O mocho, que até aí só coçara a cabeça, ficou petrificado e sentiu gelo dentro de si.
- E que vais fazer a seguir?
- Vou procurar a minha mãe, vou-me sentar ao lado dela à espera que acorde e vou-lhe dar estas lindas flores - e apontou para as flores que tinha na mão. - E ela vai ficar contente, e vai dar-me muitos beijinhos, vai puxar a minha cabeça para o colo dela e vai fazer-me muitas festinhas.
O mocho ficou sem saber o que fazer. Ainda pensou em dar o alerta à águia e pedir-lhe que lhe fizesse um ponto da situação de como corriam as coisas lá para Leste. Mas como contactá-la agora que ela andava sempre em missões complicadas e prioritárias? Como não podia deixar a criança ali, entregue aos seus próprios cuidados, assobiou no sentido contrário ao do vento e, passados curtos instantes, ouviu o restolhar no chão: era a cobra que respondia ao seu apelo. Depois de um relato breve, pediu à cobra:
- Tens que tomar conta da criança e levá-la para o acampamento. Entrega-a aos cuidados da gata.

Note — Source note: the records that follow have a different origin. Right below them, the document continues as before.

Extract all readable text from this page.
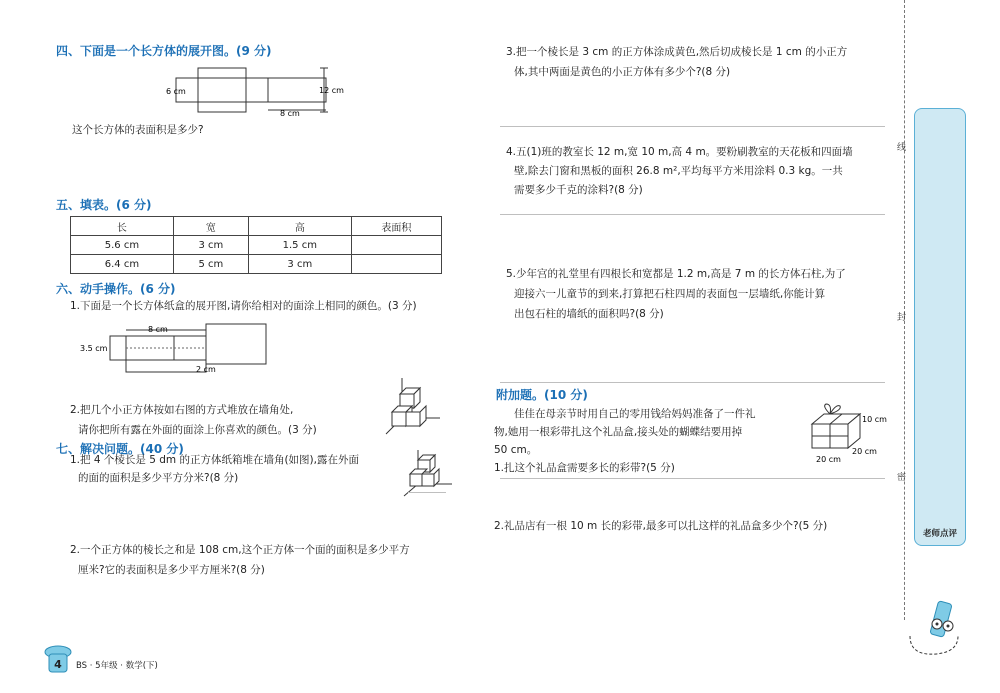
四、下面是一个长方体的展开图。(9 分)
6 cm
8 cm
12 cm
这个长方体的表面积是多少?
五、填表。(6 分)
长	宽	高	表面积
5.6 cm	3 cm	1.5 cm	
6.4 cm	5 cm	3 cm	
六、动手操作。(6 分)
1.下面是一个长方体纸盒的展开图,请你给相对的面涂上相同的颜色。(3 分)
8 cm
3.5 cm
2 cm
2.把几个小正方体按如右图的方式堆放在墙角处,
请你把所有露在外面的面涂上你喜欢的颜色。(3 分)
七、解决问题。(40 分)
1.把 4 个棱长是 5 dm 的正方体纸箱堆在墙角(如图),露在外面
的面的面积是多少平方分米?(8 分)
2.一个正方体的棱长之和是 108 cm,这个正方体一个面的面积是多少平方
厘米?它的表面积是多少平方厘米?(8 分)
4 BS · 5年级 · 数学(下)
3.把一个棱长是 3 cm 的正方体涂成黄色,然后切成棱长是 1 cm 的小正方
体,其中两面是黄色的小正方体有多少个?(8 分)
4.五(1)班的教室长 12 m,宽 10 m,高 4 m。要粉刷教室的天花板和四面墙
壁,除去门窗和黑板的面积 26.8 m²,平均每平方米用涂料 0.3 kg。一共
需要多少千克的涂料?(8 分)
5.少年宫的礼堂里有四根长和宽都是 1.2 m,高是 7 m 的长方体石柱,为了
迎接六一儿童节的到来,打算把石柱四周的表面包一层墙纸,你能计算
出包石柱的墙纸的面积吗?(8 分)
附加题。(10 分)
佳佳在母亲节时用自己的零用钱给妈妈准备了一件礼
物,她用一根彩带扎这个礼品盒,接头处的蝴蝶结要用掉
50 cm。
1.扎这个礼品盒需要多长的彩带?(5 分)
10 cm
20 cm
20 cm
2.礼品店有一根 10 m 长的彩带,最多可以扎这样的礼品盒多少个?(5 分)
线
封
密
老师点评
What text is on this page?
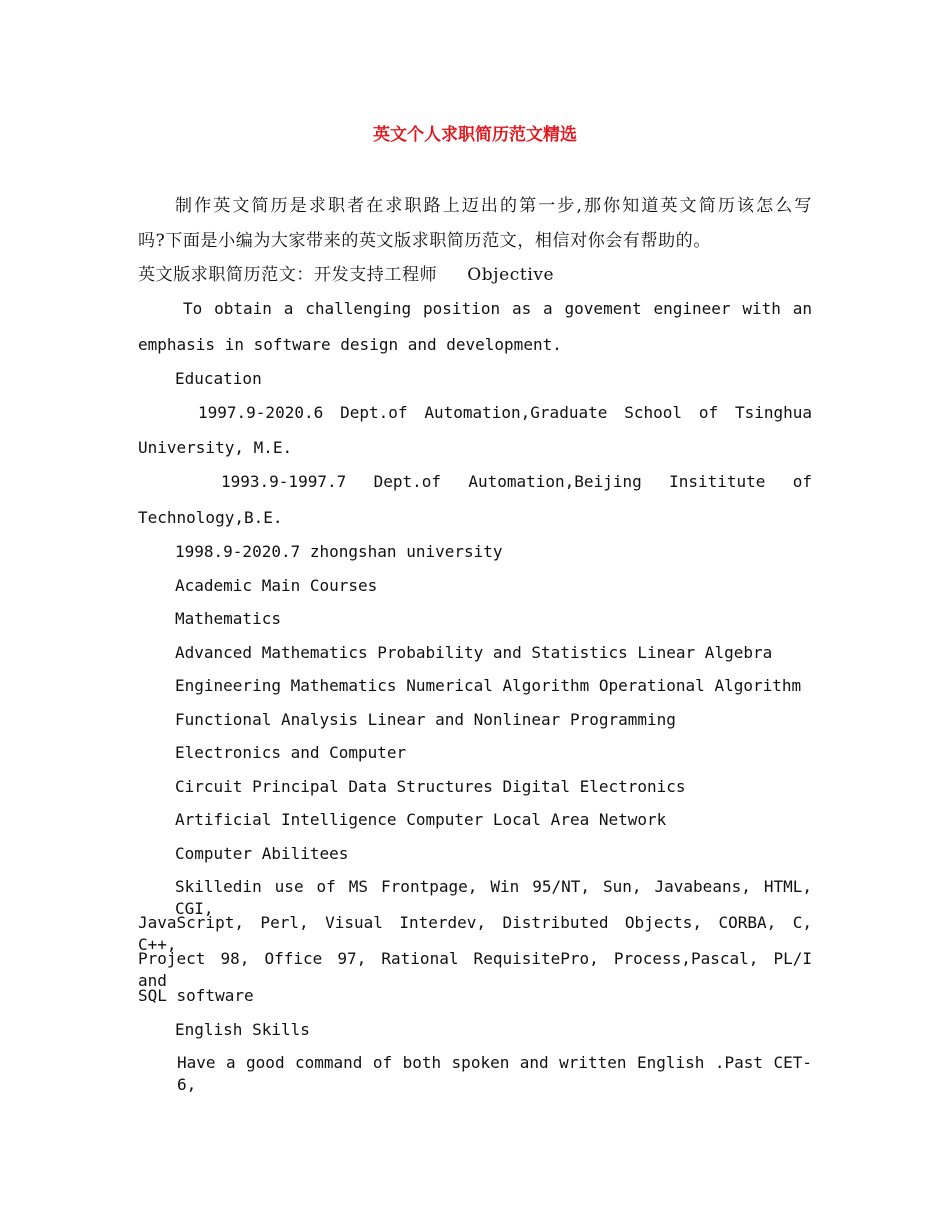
英文个人求职简历范文精选
制作英文简历是求职者在求职路上迈出的第一步,那你知道英文简历该怎么写
吗?下面是小编为大家带来的英文版求职简历范文，相信对你会有帮助的。
英文版求职简历范文：开发支持工程师     Objective
To obtain a challenging position as a govement engineer with an
emphasis in software design and development.
Education
1997.9-2020.6 Dept.of Automation,Graduate School of Tsinghua
University, M.E.
1993.9-1997.7 Dept.of Automation,Beijing Insititute of
Technology,B.E.
1998.9-2020.7 zhongshan university
Academic Main Courses
Mathematics
Advanced Mathematics Probability and Statistics Linear Algebra
Engineering Mathematics Numerical Algorithm Operational Algorithm
Functional Analysis Linear and Nonlinear Programming
Electronics and Computer
Circuit Principal Data Structures Digital Electronics
Artificial Intelligence Computer Local Area Network
Computer Abilitees
Skilledin use of MS Frontpage, Win 95/NT, Sun, Javabeans, HTML, CGI,
JavaScript, Perl, Visual Interdev, Distributed Objects, CORBA, C, C++,
Project 98, Office 97, Rational RequisitePro, Process,Pascal, PL/I and
SQL software
English Skills
Have a good command of both spoken and written English .Past CET-6,
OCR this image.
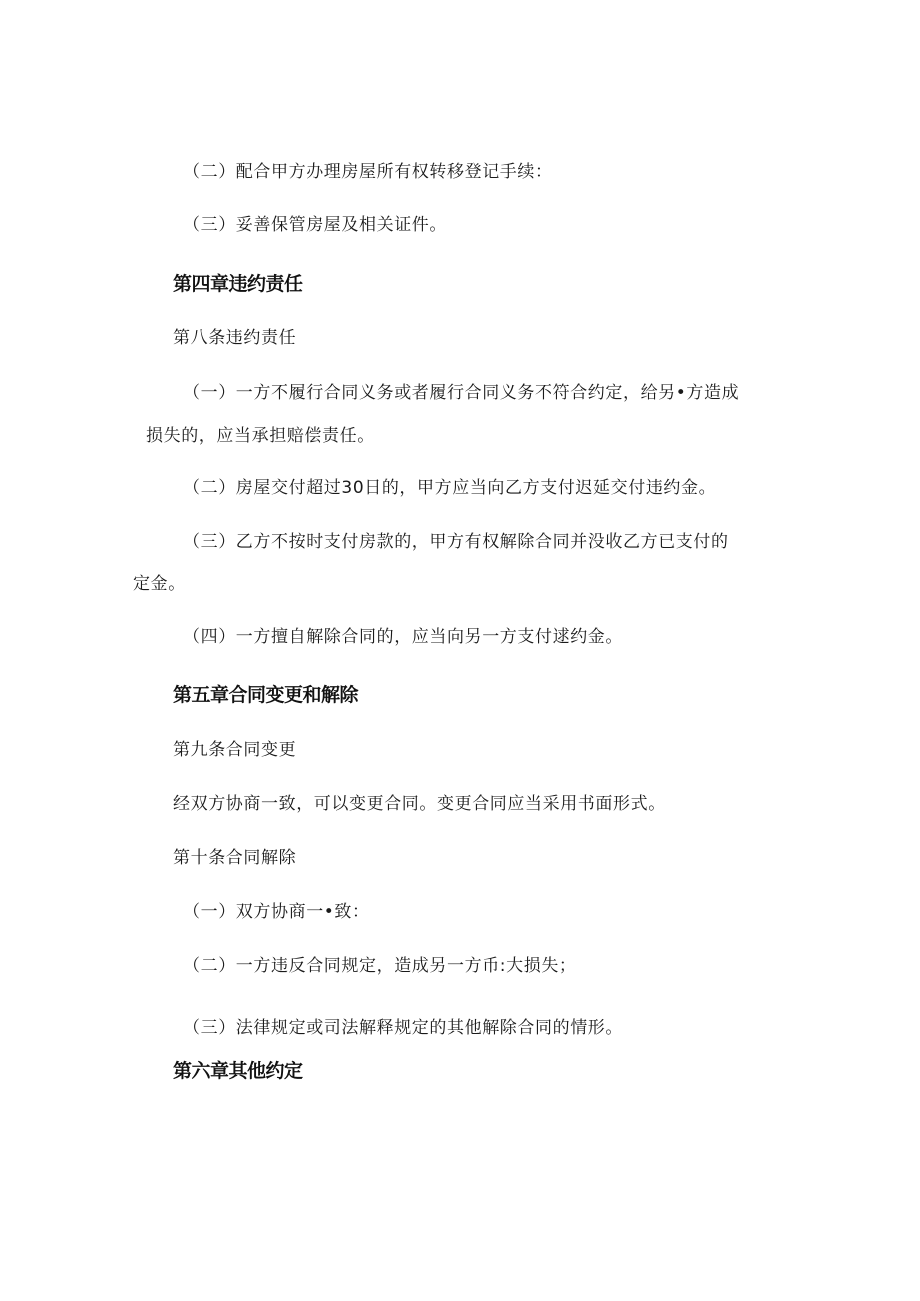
（二）配合甲方办理房屋所有权转移登记手续：
（三）妥善保管房屋及相关证件。
第四章违约责任
第八条违约责任
（一）一方不履行合同义务或者履行合同义务不符合约定，给另•方造成
损失的，应当承担赔偿责任。
（二）房屋交付超过30日的，甲方应当向乙方支付迟延交付违约金。
（三）乙方不按时支付房款的，甲方有权解除合同并没收乙方已支付的
定金。
（四）一方擅自解除合同的，应当向另一方支付逑约金。
第五章合同变更和解除
第九条合同变更
经双方协商一致，可以变更合同。变更合同应当采用书面形式。
第十条合同解除
（一）双方协商一•致：
（二）一方违反合同规定，造成另一方币:大损失；
（三）法律规定或司法解释规定的其他解除合同的情形。
第六章其他约定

Dito isto, lançou-se em voo ascendente e perdeu-se no horizonte, por cima da rama das árvores. A cobra fitou a criança nos olhos e disse-lhe em tom firme, mas carinhoso:
- Vem comigo ao nosso acampamento para conheceres amigos. E vais comer alguma coisa, senão a barriga cola-se-te ao peito. Depois, trataremos de encontrar a tua mãe.
- O que são amigos? - Perguntou a criança à serpente.
- Amigos... ?
A pergunta era tão embaraçante que até doía. De pouco serviria dar uma definição por condição necessária e suficiente, ou mesmo por género e diferença específica. Mesmo que tivesse o talento para conseguir tais definições... Por ironia, a cobra achava-se muito terra a terra. Podia tentar dizer-lhe que era parecido com, mas não se lembrava de nada que se parecesse com a amizade. Podia dar-lhe alguns exemplos, mas os que lhe passavam pela cabeça não estavam ao alcance dos conhecimentos de uma criança. Há coisas que toda a gente sabe o que são e que não se explicam. Mas as crianças são assim mesmo: não sabem, mas querem saber. E não se demovem até saber o que querem. E quando ficam a saber, nunca mais querem saber disso. Quer dizer que cresceram, que perderam a frescura matinal. Só muitos anos mais tarde, quando estiverem novamente ao cuidado dos outros, é que vão parar outra vez para indagar de novo. Tudo. Radicalmente.